Fondée en 2002, l’association regroupe au départ des élus, surtout à gauche, qui attribuent au discrédit de la classe politique la montée en puissance de l’extrême droite. « De scandales en scandales », le réseau de réflexion s’est aussi mué en acteur du combat judiciaire sous la présidence de Nicolas Sarkozy. En 2009, une première plainte lance l’affaire François Pérol, ex-conseiller de l’Élysée accusé de conflits d’intérêts pour être parti à la tête du groupe bancaire BPCE. Mais ce premier fait d’armes retentissant se conclura par une relaxe. A l’époque, l’association emboîte le pas à Transparency international, dont l’intérêt à agir est reconnu en 2010 dans les enquêtes dites des « Biens mal acquis » sur le patrimoine de chefs d’État africains en France. « Mais pendant des années, on a beaucoup bataillé contre le parquet », se souvient Jérôme Karsenti.

L’affaire des sondages de l’Élysée sous le mandat de Nicolas Sarkozy n’avait ainsi pu démarrer qu’au terme d’un bras-de-fer procédural. Avec un budget limité de 100 000 euros par an, la modeste association aux 2 000 adhérents cible ses combats : « il s’agit de dossiers exemplaires qui permettent de décliner un propos éthique. Il faut aussi qu’ils révèlent des dysfonctionnements judiciaires ou qu’ils soient tellement conséquents qu’ils requièrent une force d’appoint », explique l’avocat. En 2011, elle avait porté seule la contradiction au procès historique de Jacques Chirac et des emplois fictifs de la mairie de la Paris, avant que sa plainte ne soit déclarée irrecevable.

Elle intervient aujourd’hui dans le « Kazakhgate » et l’enquête sur les cagnottes de sénateurs UMP. Mais pourrait être écartée de l’affaire Bygmalion par une décision judiciaire attendue dans quelques jours. Ses adversaires l’ont parfois soupçonnée de mener un combat partisan, surtout contre la droite.
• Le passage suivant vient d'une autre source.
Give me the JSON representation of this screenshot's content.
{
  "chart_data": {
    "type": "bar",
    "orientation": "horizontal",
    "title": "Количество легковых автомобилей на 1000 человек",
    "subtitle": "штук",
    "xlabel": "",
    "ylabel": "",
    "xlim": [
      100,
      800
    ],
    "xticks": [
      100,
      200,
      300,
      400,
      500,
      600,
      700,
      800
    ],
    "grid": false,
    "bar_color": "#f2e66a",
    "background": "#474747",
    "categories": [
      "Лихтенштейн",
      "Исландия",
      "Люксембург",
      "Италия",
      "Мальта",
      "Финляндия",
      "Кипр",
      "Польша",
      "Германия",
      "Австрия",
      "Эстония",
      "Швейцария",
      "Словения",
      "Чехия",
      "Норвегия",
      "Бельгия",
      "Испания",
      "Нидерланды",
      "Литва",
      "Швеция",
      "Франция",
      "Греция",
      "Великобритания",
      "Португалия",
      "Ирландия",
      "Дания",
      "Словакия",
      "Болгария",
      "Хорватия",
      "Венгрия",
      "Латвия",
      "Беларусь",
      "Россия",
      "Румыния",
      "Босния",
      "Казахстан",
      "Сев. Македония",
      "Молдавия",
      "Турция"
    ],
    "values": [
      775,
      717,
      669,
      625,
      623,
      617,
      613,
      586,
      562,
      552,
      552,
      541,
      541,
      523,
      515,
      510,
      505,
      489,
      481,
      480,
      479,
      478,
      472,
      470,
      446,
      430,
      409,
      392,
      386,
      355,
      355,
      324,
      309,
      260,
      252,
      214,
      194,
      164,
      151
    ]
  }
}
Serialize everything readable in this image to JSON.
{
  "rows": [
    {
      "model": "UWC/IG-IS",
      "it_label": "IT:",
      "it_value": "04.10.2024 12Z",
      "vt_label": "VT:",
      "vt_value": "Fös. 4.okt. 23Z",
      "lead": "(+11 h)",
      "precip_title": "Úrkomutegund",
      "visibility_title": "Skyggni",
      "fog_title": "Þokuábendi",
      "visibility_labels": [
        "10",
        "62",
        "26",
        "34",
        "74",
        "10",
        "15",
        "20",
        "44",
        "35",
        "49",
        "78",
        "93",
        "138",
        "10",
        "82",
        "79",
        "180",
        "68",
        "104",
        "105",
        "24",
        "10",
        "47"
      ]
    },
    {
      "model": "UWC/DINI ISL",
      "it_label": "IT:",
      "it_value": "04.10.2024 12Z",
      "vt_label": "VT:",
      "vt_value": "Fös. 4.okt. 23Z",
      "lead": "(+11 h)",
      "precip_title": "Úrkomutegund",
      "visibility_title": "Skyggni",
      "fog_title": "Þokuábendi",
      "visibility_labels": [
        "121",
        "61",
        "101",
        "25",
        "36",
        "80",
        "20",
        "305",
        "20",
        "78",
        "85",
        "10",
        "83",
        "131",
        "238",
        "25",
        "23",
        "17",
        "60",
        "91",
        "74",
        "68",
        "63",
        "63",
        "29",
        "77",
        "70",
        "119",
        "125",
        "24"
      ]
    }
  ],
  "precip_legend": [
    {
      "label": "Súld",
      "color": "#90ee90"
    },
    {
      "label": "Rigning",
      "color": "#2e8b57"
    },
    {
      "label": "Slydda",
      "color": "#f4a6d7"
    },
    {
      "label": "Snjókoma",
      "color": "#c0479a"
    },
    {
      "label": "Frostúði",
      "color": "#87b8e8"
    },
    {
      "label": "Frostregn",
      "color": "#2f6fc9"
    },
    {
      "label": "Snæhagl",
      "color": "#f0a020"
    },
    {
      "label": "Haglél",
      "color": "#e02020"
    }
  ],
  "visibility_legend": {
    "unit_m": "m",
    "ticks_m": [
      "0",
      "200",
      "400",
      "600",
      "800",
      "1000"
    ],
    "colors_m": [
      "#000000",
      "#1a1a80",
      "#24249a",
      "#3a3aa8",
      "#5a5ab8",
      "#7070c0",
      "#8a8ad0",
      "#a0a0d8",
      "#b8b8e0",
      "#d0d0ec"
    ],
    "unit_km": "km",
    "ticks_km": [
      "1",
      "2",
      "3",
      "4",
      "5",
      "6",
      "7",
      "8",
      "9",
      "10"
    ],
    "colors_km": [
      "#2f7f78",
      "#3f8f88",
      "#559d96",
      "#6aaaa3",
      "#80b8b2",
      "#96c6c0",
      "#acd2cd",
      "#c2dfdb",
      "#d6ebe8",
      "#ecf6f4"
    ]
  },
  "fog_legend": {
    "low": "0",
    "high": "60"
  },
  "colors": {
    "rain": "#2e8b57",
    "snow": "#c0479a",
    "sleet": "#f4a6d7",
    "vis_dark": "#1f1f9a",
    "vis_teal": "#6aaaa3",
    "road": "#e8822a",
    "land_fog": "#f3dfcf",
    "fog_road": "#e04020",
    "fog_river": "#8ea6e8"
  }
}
Dans les sondages de l’Élysée, elle avait été accusée indirectement d’avoir profité d’une supposée influence de l’ex-ministre de la Justice Christiane Taubira parce cette dernière avait appartenu au comité de parrainage d’Anticor. Un rôle honorifique, s’était défendue l’association. « On n’est tendre avec personne », affirme Jean-Christophe Picard. « Le procès de l’ex-député corse divers gauche Paul Giacobbi est celui qui nous a coûté le plus cher ».